É um governo de negacionismo estrutural, como o de Donald Trump. Em discursos que precisam desqualificar fontes legítimas de conhecimento dentro do mundo moderno (Cassimiro & Lynch, 2022, pp. 136-138). Outro elemento interessante, o conspiracionismo é emoção para pessoas frustradas, ressentidas, com a mediocridade de suas vidas (Cassimiro & Lynch, 2022, p. 158). Lembrando os autores, em outro momento do livro, como esse bolsonarismo foi porta de entrada pública para uma série de atores sociais antes desconhecidos; esses ganharam relevância ou poder, mesmo concorrendo a cargos legislativos.

O capítulo 4, Uma revolução reacionária frustrada?, aponta para algo que se confirmou. A tentativa de golpe de Estado não se sustentou. Falando os autores da questão de um possível autogolpe e arruaça eleitoral.

Os autores apontam que hoje nossas Forças Armadas possuem menos incentivos, internos e externos, em comparação com o golpe de 64. Por isso, a eterna promessa de Bolsonaro sobre um golpe militar parece um blefe. Suas ameaças são vagas e calculadamente ambíguas.

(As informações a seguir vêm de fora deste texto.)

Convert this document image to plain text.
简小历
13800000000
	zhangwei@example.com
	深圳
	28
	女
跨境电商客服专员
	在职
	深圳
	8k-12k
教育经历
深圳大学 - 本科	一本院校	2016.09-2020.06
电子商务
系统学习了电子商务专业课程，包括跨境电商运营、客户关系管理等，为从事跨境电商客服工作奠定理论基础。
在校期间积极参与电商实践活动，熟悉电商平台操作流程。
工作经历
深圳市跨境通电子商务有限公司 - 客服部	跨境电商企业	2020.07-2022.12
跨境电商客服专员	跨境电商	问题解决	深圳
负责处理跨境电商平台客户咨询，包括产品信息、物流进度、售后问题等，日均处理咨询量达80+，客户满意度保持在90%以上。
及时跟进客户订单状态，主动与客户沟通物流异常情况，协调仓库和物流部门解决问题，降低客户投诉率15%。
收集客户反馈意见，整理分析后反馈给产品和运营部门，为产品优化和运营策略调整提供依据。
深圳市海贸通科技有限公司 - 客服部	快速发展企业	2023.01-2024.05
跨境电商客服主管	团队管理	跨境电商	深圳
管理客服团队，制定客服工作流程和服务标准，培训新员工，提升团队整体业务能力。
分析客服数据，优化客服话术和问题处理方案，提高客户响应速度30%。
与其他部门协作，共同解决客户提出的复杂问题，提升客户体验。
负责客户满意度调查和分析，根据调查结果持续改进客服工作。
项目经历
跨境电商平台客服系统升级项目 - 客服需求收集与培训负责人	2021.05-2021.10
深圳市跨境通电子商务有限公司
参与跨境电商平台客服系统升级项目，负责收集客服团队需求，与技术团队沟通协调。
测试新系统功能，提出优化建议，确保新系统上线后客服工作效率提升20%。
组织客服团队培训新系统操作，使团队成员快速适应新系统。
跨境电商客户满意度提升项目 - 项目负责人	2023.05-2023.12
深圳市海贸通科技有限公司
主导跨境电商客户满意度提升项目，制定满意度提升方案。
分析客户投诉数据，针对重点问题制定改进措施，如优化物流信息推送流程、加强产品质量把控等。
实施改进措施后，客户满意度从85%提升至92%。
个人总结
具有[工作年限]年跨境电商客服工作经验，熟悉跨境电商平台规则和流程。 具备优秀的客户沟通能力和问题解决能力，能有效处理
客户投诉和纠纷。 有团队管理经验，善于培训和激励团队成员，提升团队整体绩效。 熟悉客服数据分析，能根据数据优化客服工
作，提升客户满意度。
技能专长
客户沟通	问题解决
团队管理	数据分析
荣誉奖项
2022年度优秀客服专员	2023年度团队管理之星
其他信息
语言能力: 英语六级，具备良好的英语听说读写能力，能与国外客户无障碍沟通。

Os autores, porém, previram que Bolsonaro ia criar um cenário de caos para barganhar sua entrega do poder, em uma busca por imunidade mesmo jurídica (Cassimiro & Lynch, 2022, p. 170). O que é interessante para o Centrão do Legislativo, essa ideia de um Executivo e um Judiciário enfraquecido, até para eles tentarem ganhar mais poder (Cassimiro & Lynch, 2022, p. 182).

É interessante ler, junto ao livro de Cassimiro e Lynch, também a obra de João Cezar de Castro Rocha (2023), que termina sendo uma atualização, em alguns pontos, sobre como foi conturbada tal transição de Bolsonaro.

O livro fecha com uma conclusão, chamada O paradoxo do parasita. Nela voltamos para o ponto de que não há democracia sem crises de legitimidade. O paradoxo do parasita, para os autores, envolve o fato de que esses políticos vivem de explorar o ódio ao sistema democrático, contudo não sabem se sobreviveriam fora dele. Talvez eles morressem junto com essa democracia. O livro encerra falando que pelo prejuízo que causam não devem ser tolerados. Conhecer seus dilemas e estratégias é tarefa para que possamos combatê-los (Cassimiro & Lynch, 2022, p. 192).

Nossas considerações finais envolvem dizer que o livro é bastante rico e útil para se estudar tal direita contemporânea. A obra mostra que, através de diferentes formas, tal direita sempre esteve presente no Brasil, seja no Império ou em certos partidos fisiológicos do Centrão atual. A direita está aí desde o Império, o que aconteceu foi então uma radicalização.



Notas

1 José Bonifácio, Bernardo Pereira de Vasconcelos, Visconde de Uruguai, Alberto Torres e Oliveira Vianna.

2 Alberto e Campos Sales, Joaquim Murtinho e Eugênio Gudin.


Referências

Cassimiro, P. H., & Lynch, C. (2022). O populismo reacionário: ascensão e legado do bolsonarismo. Contracorrente.

Empoli, G. da. (2020). Os engenheiros do caos. Vestígio.

Fausto, R. (2017). Caminhos da esquerda: elementos para uma reconstrução. Companhia das Letras.

Mudde, C. (2000). The ideology of the extreme right. Manchester University Press.

Nicolau, J. (2020). O Brasil dobrou à direita: uma radiografia da eleição de Bolsonaro em 2018. Zahar.

Paiva, M. J. de. (2021). Analisando a qualidade da democracia brasileira: a ascensão de Olavo de Carvalho como um reflexo da desconfiança política e da falta de accountability. Leviathan (São Paulo), 17, 1-20. https://www.revistas.usp.br/leviathan/article/view/158671

Rocha, J. C. de. C. (2023). Bolsonarismo: da guerra cultural ao terrorismo doméstico. Autêntica.